Time frame: 6 months
Change in PTSD-8
DSM IV PTSD symptoms (8 of the first 16 items) of section 4 of HTQ. The Harvard Trauma Questionnaire is a Likert 4 point scale. PTSD is scored by the patient two times during treatment before session 4 and 12. This measure is also a part of the HTQ-R (Outcome 1)
Time frame: 6 months
Change in WHO-5
WHO-5 Quality of Life Scale, self-report questionnaire. Measured at baseline, post-treatment and at 6 months follow up.
Time frame: 6 months
Change in RAAS
Revised Adult Attachment Scale. Attachment in close relationship self-report questionnaire.

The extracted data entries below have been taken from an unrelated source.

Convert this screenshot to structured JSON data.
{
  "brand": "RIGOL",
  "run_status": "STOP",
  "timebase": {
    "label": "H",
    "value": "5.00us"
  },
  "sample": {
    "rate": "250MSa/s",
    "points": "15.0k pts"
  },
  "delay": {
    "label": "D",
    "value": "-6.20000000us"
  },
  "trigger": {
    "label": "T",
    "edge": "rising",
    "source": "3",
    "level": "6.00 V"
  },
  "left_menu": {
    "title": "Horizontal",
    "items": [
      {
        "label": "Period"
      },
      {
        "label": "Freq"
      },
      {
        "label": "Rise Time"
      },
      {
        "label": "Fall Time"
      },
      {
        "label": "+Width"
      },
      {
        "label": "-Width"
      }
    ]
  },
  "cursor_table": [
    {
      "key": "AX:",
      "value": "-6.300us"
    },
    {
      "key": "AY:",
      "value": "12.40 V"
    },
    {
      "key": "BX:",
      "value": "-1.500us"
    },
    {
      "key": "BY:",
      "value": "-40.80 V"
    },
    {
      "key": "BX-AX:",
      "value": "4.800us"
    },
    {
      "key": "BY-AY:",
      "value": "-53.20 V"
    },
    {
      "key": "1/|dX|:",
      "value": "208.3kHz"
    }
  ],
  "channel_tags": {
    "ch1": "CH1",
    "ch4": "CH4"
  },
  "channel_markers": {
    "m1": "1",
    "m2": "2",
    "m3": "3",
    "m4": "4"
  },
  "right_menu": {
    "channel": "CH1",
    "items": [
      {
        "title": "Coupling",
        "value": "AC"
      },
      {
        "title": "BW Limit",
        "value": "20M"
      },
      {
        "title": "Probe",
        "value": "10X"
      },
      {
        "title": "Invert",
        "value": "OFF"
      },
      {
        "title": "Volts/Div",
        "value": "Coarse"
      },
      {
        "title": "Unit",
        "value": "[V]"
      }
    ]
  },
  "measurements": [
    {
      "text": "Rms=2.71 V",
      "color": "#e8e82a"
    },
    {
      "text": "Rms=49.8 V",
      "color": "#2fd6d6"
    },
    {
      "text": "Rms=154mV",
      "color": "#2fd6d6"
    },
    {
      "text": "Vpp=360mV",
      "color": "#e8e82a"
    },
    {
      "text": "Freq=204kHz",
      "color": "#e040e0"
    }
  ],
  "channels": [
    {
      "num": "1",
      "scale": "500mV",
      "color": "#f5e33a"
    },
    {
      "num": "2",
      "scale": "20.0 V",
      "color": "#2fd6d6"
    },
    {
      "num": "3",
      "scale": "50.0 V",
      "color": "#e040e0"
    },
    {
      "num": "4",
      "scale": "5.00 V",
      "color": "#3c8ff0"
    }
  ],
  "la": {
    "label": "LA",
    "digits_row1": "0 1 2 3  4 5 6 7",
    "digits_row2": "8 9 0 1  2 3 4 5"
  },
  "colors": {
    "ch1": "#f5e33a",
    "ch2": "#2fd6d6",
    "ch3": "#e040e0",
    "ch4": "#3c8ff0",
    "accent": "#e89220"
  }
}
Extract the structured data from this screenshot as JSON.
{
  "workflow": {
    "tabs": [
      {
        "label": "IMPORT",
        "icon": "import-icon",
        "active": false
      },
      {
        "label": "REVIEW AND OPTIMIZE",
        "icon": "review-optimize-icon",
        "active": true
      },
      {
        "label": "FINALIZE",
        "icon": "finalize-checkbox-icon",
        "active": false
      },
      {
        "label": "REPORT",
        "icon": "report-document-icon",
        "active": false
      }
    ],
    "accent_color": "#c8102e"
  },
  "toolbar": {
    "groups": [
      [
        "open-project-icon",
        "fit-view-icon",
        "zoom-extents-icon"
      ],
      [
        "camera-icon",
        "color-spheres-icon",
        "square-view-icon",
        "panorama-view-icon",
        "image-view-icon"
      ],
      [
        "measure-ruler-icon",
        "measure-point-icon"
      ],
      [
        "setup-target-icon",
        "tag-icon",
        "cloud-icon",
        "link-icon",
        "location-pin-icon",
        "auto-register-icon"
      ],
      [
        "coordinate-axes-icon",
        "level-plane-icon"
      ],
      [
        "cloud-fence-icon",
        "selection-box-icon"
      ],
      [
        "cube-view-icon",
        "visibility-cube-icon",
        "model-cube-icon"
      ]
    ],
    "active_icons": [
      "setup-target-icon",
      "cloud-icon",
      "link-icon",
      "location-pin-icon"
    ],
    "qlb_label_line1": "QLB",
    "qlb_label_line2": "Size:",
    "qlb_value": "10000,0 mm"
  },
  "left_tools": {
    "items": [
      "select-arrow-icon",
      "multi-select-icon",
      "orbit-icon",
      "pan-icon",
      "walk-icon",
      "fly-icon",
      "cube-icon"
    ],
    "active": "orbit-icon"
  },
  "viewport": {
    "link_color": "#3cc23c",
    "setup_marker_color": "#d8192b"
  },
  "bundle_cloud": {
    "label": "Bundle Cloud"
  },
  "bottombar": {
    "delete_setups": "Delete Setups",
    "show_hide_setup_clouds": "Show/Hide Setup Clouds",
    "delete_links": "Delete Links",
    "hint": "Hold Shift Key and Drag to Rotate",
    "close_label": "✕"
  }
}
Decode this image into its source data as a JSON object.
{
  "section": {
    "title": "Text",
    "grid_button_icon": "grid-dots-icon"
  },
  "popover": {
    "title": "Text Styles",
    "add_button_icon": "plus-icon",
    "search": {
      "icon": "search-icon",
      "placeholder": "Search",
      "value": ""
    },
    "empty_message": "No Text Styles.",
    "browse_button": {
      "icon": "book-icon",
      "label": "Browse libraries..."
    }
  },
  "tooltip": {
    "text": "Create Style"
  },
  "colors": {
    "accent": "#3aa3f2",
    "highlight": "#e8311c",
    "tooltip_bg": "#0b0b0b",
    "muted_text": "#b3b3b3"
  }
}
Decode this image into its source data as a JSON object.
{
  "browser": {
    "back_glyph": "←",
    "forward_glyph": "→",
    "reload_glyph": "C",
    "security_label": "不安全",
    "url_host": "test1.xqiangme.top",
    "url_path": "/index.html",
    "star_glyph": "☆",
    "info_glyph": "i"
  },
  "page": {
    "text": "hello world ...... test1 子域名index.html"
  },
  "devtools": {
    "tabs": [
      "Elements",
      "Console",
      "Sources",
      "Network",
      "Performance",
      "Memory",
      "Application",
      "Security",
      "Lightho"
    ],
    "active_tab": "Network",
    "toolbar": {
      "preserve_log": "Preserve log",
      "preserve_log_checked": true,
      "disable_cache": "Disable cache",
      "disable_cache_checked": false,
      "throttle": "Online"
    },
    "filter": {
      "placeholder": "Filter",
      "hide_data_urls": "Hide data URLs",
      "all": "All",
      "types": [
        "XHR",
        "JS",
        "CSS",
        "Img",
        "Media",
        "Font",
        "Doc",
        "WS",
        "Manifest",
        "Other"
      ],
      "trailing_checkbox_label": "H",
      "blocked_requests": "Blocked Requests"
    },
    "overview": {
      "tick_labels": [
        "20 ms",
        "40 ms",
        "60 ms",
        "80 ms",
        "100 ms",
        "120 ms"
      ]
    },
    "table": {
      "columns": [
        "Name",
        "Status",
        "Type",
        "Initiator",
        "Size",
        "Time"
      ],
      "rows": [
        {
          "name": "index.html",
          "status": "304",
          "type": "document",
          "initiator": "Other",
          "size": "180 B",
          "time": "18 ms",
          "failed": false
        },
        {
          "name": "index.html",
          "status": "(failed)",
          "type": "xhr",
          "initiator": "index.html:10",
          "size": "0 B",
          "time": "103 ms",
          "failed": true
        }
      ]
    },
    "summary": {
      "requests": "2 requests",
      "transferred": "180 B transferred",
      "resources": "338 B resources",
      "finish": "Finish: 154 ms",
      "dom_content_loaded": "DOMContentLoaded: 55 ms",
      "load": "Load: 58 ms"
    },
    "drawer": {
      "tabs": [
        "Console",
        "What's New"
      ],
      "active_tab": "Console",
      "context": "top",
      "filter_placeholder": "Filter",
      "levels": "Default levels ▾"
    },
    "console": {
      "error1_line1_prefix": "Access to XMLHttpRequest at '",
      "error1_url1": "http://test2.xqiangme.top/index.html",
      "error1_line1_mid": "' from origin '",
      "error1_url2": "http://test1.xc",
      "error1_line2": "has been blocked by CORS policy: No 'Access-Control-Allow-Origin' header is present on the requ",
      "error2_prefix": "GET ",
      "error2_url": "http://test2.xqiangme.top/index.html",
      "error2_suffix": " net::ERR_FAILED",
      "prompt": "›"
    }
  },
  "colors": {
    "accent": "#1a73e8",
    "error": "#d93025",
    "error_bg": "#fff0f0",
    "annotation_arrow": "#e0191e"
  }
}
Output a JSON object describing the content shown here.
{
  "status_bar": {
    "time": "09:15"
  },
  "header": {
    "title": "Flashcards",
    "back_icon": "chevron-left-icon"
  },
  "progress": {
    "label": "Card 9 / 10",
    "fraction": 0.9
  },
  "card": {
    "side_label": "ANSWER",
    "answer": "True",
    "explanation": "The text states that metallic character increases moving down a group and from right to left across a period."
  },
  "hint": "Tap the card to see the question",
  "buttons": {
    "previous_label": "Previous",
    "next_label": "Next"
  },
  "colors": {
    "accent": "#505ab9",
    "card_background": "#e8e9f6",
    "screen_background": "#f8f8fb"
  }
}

Measured at baseline, post-treatment and at 6 months follow up.
Time frame: 6 months
Change in DSS
Dissociation Symptom Scale, self-report questionnaire. Measured at baseline, post-treatment and at 6 months follow up.
Time frame: 6 months
Change in SDQ-20
Somatoform Dissociation Questionnaire, self-report questionnaire. Measured at baseline, post-treatment and at 6 months follow up.
Time frame: 6 months
Change in Oxytocin
Oxytocin collected in saliva. Measured at baseline, post-treatment and at 6 months follow up and. pre- and post session in the third or fourth session and second or third last session.
Time frame: 6 months
Change in Beta-endorphin
Beta-endorphin collected in saliva. Measured at baseline, post-treatment and at 6 months follow up and pre- and post session in the third or fourth session and second or third last session.
Time frame: 6 months
Change in Substance P
Substance P collected in saliva. Measured at baseline, post-treatment and at 6 months follow up and pre- and post session in the third or fourth session and second or third last session.